Bernard Cazeneuve a annoncé mardi des effectifs supplémentaires de police à Corbeil-Essonnes, où trois bâtiments municipaux, dont deux écoles, ont été incendiés en deux semaines.

Face à des « acte graves de délinquance », le ministre de l’Intérieur a annoncé lors des questions au gouvernement à l’Assemblée une brigade de CRS « supplémentaire sur la ville de Corbeil », ainsi que « des moyens supplémentaires de police judiciaire, en adjoignant des effectifs de la direction régionale de police judiciaire de Versailles ».

Promettant « une présence constante » dans le quartier où ces actes se sont produits, il a annoncé aussi « une mobilisation totale des effectifs de la circonscription de sécurité publique et en y adjoignant des effectifs du département ».

« A travers les moyens que nous mobilisons, nous sommes déterminés à démanteler cette poignée d’individus qui constituent une filière organisée du crime », a affirmé le ministre, qui répondait à une question du député socialiste et conseiller général de Corbeil-Essonnes Carlos Da Silva.

Mardi matin, en déplacement à Corbeil-Essonnes au côté de la ministre de l’Education nationale Najat Vallaud-Belkacem, Bernard Cazeneuve avait dit la « détermination » du gouvernement « à faire en sorte que le droit passe ».

Qualifiant l’incendie récent d’un école d’événement « grave », Mme Vallaud-Belkacem a évoqué « une violence physique et symbolique inouïe » destinée « à terroriser la population ».

Trois équipements municipaux ont été incendiés en deux semaines à Corbeil-Essonnes par des voitures-bélier en flammes: une école et une médiathèque du quartier sensible des Tarterêts, dans la nuit du 5 au 6 octobre, et une nouvelle école dans la nuit de dimanche à lundi.

Une partie de la population s’interroge sur l’éventualité d’un lien entre ces incendies et la mise en examen en janvier du maire UMP Jean-Pierre Bechter, dans une enquête sur des soupçons d’achats de vote.

Plusieurs enquêtes en lien avec la mairie, dirigée de 1995 à 2009 par l’avionneur Serge Dassault, sont toujours en cours, pour racket, menaces ou tentatives d’homicide.
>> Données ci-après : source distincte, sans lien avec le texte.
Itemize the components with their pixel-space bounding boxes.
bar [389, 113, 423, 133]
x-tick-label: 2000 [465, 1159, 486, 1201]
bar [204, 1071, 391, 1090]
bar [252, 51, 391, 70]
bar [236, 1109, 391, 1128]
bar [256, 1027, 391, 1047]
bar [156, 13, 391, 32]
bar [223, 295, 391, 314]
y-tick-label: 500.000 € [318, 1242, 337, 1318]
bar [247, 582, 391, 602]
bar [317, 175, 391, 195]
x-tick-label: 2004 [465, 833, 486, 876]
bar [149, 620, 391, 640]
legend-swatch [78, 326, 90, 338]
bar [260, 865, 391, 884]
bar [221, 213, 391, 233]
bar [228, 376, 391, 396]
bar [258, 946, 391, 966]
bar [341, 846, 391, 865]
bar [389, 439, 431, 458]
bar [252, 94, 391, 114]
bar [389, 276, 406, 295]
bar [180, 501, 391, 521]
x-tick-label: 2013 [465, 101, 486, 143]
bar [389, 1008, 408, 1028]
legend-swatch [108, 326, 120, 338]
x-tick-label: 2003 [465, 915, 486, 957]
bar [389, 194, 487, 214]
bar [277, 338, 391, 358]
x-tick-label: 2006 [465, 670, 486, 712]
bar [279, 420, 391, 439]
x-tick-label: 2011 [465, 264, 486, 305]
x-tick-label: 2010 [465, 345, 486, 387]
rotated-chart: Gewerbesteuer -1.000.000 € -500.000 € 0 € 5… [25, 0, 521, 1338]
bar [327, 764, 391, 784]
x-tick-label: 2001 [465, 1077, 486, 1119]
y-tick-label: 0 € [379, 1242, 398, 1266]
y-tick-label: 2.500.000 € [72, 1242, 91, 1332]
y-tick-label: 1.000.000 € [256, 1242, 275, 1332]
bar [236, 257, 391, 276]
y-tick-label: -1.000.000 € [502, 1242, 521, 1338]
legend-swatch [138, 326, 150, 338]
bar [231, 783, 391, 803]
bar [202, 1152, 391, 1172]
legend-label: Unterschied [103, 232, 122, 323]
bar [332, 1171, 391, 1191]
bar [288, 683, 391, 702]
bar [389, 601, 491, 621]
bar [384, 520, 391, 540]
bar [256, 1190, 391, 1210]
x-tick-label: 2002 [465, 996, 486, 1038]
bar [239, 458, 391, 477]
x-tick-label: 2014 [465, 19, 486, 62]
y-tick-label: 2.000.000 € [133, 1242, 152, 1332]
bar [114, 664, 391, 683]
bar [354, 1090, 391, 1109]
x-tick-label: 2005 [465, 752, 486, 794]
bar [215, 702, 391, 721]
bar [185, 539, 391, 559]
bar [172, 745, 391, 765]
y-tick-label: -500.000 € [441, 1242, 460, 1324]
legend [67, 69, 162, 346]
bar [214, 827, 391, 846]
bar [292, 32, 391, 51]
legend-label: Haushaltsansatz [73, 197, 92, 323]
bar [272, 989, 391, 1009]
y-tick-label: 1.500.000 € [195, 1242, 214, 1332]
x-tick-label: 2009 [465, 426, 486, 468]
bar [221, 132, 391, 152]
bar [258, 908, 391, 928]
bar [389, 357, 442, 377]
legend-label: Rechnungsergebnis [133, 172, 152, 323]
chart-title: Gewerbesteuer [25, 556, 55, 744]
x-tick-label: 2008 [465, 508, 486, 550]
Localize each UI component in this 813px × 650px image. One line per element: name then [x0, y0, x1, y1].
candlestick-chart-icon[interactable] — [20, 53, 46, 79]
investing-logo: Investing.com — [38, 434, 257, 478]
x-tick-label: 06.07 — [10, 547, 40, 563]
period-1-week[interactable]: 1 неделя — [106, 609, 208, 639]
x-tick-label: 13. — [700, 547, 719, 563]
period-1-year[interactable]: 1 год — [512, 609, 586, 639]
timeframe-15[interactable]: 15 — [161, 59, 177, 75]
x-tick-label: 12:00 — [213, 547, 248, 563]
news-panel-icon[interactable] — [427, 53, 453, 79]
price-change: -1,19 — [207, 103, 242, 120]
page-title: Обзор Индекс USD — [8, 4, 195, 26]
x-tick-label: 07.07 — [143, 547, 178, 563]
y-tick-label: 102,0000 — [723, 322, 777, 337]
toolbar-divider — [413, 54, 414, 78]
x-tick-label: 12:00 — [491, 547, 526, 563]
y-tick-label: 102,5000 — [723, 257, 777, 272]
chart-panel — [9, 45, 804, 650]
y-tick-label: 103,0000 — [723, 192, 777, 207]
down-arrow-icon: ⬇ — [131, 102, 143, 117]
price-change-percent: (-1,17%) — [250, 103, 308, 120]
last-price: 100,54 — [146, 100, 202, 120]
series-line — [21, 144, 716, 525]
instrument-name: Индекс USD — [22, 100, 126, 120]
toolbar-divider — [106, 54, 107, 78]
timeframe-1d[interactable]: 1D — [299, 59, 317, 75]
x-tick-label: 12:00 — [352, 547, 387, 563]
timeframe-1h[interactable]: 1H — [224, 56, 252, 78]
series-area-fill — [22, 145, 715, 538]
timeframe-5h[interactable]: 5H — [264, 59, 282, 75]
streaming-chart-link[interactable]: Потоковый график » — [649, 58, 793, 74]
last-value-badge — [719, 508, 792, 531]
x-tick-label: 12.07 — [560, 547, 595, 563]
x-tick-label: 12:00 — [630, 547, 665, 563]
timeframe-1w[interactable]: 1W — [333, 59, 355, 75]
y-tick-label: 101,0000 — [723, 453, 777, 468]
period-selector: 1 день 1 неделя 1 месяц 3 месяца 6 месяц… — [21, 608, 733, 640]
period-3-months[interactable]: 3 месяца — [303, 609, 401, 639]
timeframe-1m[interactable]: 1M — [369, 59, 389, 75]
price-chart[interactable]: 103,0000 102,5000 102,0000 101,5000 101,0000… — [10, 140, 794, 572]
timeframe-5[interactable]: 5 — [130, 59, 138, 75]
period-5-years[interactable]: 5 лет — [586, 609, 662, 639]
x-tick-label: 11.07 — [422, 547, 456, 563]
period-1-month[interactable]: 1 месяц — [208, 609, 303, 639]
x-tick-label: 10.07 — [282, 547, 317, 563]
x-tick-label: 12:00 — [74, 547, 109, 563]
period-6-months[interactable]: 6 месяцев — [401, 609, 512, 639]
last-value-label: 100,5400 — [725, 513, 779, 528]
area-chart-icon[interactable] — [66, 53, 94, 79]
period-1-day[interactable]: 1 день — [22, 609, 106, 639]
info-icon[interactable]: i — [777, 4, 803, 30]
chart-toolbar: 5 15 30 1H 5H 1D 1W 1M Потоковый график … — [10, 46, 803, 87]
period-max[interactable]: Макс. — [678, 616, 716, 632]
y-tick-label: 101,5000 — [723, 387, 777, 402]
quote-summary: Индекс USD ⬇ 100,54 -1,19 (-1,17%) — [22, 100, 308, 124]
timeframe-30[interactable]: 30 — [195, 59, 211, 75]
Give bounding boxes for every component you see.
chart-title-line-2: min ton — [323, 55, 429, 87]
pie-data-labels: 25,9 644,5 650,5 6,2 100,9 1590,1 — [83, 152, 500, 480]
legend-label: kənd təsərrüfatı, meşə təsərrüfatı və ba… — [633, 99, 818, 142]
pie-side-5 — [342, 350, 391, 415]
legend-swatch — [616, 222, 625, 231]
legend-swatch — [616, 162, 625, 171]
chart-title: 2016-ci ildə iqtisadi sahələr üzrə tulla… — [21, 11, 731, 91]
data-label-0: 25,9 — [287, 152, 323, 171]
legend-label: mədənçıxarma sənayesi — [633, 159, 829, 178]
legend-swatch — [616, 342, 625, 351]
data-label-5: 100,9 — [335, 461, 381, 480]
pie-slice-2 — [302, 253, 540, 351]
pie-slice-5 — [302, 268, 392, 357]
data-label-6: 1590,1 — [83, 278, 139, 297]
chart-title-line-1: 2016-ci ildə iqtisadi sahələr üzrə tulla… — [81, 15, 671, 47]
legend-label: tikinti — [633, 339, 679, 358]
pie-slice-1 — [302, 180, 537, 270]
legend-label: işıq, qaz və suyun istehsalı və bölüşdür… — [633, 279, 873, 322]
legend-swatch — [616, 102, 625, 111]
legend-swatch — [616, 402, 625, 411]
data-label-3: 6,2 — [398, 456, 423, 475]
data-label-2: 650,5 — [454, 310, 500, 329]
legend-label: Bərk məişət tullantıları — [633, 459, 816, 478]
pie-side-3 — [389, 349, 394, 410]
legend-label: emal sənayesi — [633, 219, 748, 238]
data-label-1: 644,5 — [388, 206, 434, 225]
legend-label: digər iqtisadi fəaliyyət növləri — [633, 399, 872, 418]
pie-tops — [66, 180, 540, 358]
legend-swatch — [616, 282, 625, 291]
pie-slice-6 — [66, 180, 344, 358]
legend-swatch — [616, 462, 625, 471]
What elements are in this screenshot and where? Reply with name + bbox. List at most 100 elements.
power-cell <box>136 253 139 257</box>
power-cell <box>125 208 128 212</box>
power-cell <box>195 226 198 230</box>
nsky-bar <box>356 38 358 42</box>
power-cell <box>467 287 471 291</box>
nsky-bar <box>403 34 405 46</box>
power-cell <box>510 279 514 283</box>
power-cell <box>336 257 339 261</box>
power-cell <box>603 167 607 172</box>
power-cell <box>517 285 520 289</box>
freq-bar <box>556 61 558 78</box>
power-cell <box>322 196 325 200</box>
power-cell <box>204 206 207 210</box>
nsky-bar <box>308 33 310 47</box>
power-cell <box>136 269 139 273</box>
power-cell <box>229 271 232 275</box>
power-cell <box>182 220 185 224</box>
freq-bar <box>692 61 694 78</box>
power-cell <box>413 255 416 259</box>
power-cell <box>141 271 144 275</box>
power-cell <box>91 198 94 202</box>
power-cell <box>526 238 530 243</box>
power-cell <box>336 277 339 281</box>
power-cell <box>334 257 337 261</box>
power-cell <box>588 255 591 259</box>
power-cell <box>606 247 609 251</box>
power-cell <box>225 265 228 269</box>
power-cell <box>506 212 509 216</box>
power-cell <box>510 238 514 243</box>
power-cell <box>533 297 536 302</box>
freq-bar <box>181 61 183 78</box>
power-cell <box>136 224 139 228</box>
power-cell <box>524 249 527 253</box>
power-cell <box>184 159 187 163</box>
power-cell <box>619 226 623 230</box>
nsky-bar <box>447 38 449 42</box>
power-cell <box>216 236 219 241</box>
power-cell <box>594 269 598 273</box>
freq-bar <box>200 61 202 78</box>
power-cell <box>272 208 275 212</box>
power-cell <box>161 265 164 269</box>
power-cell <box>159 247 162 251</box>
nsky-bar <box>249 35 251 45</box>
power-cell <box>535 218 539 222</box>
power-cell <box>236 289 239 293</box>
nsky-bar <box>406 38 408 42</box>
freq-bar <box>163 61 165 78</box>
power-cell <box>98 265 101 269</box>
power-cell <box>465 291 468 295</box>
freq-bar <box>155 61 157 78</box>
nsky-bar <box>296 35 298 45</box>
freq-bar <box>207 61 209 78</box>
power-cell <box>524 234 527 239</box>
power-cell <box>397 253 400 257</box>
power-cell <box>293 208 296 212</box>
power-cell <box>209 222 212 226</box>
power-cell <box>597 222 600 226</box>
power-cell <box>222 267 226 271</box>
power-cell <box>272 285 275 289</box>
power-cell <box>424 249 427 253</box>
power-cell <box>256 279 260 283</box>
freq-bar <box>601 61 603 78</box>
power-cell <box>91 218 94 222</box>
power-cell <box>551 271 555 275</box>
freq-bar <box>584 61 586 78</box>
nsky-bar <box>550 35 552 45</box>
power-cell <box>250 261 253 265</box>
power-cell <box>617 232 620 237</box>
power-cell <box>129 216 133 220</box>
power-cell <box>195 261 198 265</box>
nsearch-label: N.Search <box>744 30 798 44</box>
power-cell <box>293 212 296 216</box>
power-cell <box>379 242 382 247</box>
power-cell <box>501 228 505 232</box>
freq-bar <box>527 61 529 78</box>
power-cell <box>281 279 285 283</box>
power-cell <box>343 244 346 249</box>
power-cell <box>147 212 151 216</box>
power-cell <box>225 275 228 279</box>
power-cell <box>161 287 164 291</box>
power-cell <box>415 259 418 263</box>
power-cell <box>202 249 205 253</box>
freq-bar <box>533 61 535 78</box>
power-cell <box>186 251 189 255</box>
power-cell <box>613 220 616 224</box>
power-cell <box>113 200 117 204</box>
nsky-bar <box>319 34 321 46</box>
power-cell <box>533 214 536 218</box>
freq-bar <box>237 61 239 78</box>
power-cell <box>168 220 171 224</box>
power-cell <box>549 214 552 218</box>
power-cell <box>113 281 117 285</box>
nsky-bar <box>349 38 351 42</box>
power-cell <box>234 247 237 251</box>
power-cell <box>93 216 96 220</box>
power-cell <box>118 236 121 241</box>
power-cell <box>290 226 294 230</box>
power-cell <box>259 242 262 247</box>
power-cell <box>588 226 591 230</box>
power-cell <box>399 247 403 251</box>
En avril, le sénateur UMP avait été mis en examen pour « achat de votes », dans la même affaire que Jean-Pierre Bechter.

« La justice doit nous aider à en finir avec les règlements de compte » entre « gangsters », a lancé aux ministres Bruno Piriou, conseiller général Front de gauche.

« Il y a des procédures judiciaires en cours, chacun les connaît », a répondu Bernard Cazeneuve dans l’école brûlée lundi, recouverte de suie du sol au plafond. « Le problème à Corbeil-Essonnes est d’abord celui du rétablissement de l’ordre public. »

Jean-Pierre Bechter, présent lors de la visite et malmené par certains parents, a réaffirmé qu’il n’y avait « pas de dérives » dans sa ville.

Il avait dit lundi soir qu’il « ne pense pas » que ces incendies aient un lien avec sa mise en examen.

La police judiciaire de Versailles a été chargée de l’enquête.